Aaronson takes this as evidence that anthropic arguments are invalid, since he's fairly attached to the idea that NP-hard problems are hard. I tend to agree, there has always been something Panglossian about anthropic cosmology. In fact...you could implement Dr. Pangloss using Aaronson's procedure. If you are convinced that the world is not as good as it could be, you kill yourself. Then the versions of you left alive are perforce inhabiting the best of all possible worlds.

Wednesday, December 06, 2006

A map of mathematics

This paper Is “the theory of everything” merely the ultimate ensemble theory? by Max Tegmark is extremely interesting in many respects, but aside from its way-out metaphysics, I really appreciated this diagram showing common mathematical structures and their relationships. When I actually was trying to do math years ago, this is something I wished for and occasionally tried to construct myself.

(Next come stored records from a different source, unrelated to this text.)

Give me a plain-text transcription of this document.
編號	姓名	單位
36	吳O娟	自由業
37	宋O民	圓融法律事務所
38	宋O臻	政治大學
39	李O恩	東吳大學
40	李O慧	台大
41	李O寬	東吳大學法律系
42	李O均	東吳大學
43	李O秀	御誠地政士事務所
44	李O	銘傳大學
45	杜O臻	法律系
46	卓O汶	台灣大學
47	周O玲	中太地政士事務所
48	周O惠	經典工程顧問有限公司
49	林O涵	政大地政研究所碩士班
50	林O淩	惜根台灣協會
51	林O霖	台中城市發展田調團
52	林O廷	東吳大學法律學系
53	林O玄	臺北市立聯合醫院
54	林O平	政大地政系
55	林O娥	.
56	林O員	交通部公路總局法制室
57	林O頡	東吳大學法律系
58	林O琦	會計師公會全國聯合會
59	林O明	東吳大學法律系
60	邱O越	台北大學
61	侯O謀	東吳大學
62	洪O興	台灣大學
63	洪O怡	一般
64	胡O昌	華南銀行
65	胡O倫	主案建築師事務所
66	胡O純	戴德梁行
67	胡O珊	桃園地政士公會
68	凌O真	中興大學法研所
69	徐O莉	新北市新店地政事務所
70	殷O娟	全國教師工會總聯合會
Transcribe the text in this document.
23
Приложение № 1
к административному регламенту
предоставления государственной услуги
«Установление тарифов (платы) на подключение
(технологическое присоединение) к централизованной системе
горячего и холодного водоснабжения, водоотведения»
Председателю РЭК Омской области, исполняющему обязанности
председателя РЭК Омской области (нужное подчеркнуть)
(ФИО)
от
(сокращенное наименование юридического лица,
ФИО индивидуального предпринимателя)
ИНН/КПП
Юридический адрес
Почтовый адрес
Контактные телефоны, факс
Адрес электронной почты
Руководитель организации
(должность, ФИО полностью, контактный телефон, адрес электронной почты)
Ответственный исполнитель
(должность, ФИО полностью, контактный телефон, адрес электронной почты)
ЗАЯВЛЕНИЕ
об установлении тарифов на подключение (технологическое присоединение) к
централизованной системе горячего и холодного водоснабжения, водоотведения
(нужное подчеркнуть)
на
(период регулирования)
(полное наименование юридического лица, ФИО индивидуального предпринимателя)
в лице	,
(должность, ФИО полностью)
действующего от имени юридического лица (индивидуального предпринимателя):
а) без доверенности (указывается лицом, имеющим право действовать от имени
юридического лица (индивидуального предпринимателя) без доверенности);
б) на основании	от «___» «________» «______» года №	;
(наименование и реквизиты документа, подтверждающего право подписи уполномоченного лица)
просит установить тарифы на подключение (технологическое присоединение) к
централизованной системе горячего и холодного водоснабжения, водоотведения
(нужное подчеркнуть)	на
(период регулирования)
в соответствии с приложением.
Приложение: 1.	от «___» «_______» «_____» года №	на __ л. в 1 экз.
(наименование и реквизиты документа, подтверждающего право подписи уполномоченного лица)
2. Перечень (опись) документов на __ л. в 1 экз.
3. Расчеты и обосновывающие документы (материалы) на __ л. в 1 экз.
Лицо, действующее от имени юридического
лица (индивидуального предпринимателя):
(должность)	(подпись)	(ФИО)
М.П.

Alas, I've mostly forgotten most of my math (and I've never really been able to grasp modern physics) but this table lets me fantasize about picking it up again -- at least I would be able to figure out where to start, what bit depends on which other bit, and where it all ultimately leads. Although apparently category theory is really where it's at in physics (or was 10 years ago) and that doesn't even appear in the diagram.

The only postulate in this theory is that all structures that exist mathematically exist also physically, by which we mean that in those complex enough to contain self-aware substructures (SASs), these SASs will subjectively perceive themselves as existing in a physically “real” world.